The Mass for Four Voices (1592-1593) was likely the first of the three great unaccompanied polyphonic mass settings Byrd composed in the 1590s. All three masses are settings of the Ordinary: Kyrie, Gloria, Credo, Sanctus, and Agnus Dei. The scoring of the Mass for Four Voices is often thought to consist of the usual soprano, alto, tenor, and bass, but the closeness of the alto and tenor parts has led some authorities to believe that alto, tenor, baritone, and bass achieves a more satisfactory balance.

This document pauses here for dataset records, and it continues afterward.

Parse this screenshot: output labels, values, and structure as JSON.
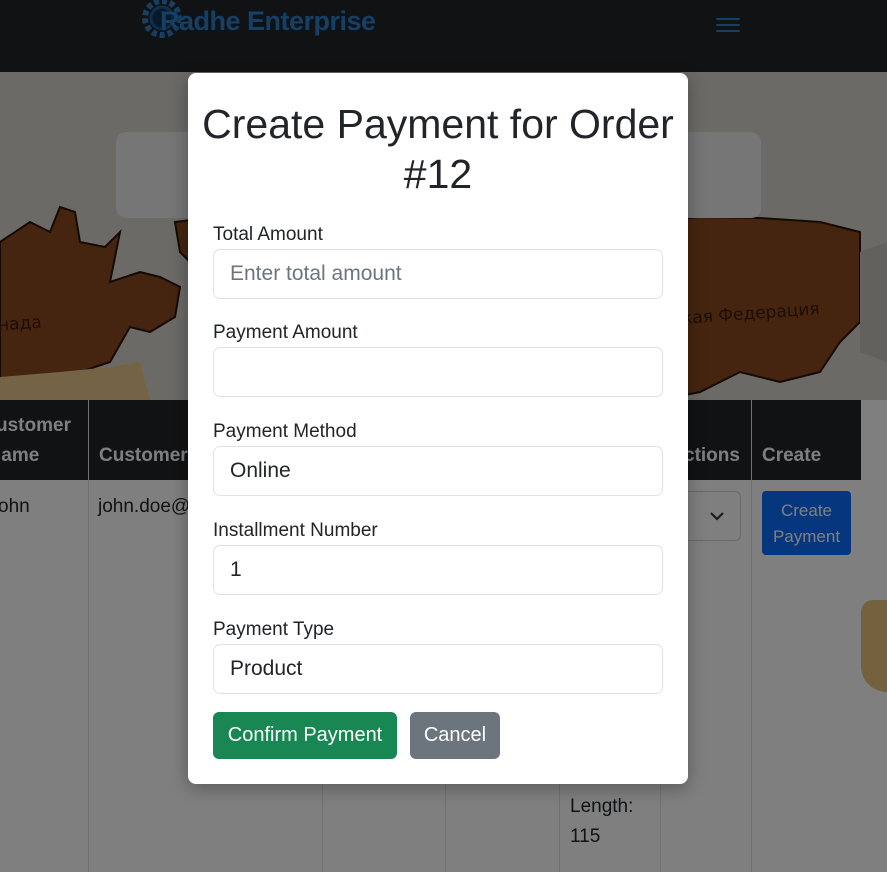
{
  "navbar": {
    "brand": "Radhe Enterprise",
    "brand_color": "#2f7fc4",
    "menu_icon": "hamburger-icon"
  },
  "map": {
    "label_left": "нада",
    "label_right": "кая Федерация"
  },
  "table": {
    "headers": [
      "ustomer\nlame",
      "Customer",
      "ctions",
      "Create"
    ],
    "row": {
      "name": "ohn",
      "email": "john.doe@",
      "length_label": "Length:",
      "length_value": "115",
      "create_button": "Create Payment",
      "select_icon": "chevron-down-icon"
    }
  },
  "modal": {
    "title": "Create Payment for Order #12",
    "fields": [
      {
        "label": "Total Amount",
        "value": "",
        "placeholder": "Enter total amount"
      },
      {
        "label": "Payment Amount",
        "value": "",
        "placeholder": ""
      },
      {
        "label": "Payment Method",
        "value": "Online",
        "placeholder": ""
      },
      {
        "label": "Installment Number",
        "value": "1",
        "placeholder": ""
      },
      {
        "label": "Payment Type",
        "value": "Product",
        "placeholder": ""
      }
    ],
    "confirm_button": "Confirm Payment",
    "cancel_button": "Cancel",
    "colors": {
      "confirm": "#198754",
      "cancel": "#6c757d",
      "primary": "#0d6efd"
    }
  }
}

Like its fellows, this mass was composed for liturgical use by Byrd's fellow Catholics—a dangerous proposition, since celebration of the Catholic mass was forbidden in Elizabethan England under threat of severe penalties. The central act of the liturgy was therefore performed by Catholics, or recusants as they were termed, under conditions of strict secrecy. These conditions are reflected in Byrd's three settings, which entirely eschew the kind of exuberance and florid writing encountered in earlier Tudor settings of the mass. Instead, Byrd's contrapuntal writing is largely syllabic, with the lines treated to clean, clear imitative counterpoint. Byrd compensates for such implications of austerity with a superbly expressive setting that often points up key words or sections of the text in a manner rarely encountered in settings of the timeless and unchanging words of the Ordinary. Examples include the soaring lines at "et ascendit" (and ascended into Heaven), or the sublime beauty of the Agnus Dei, in which Byrd gradually builds the number of voices and complexity of the counterpoint to achieve a searing climax at the words "dona nobis pacem" (grant us Thy peace). Perhaps he was making a political plea on behalf of all persecuted Catholics, who could emerge into the light only with the brightness of the work's very last sonority.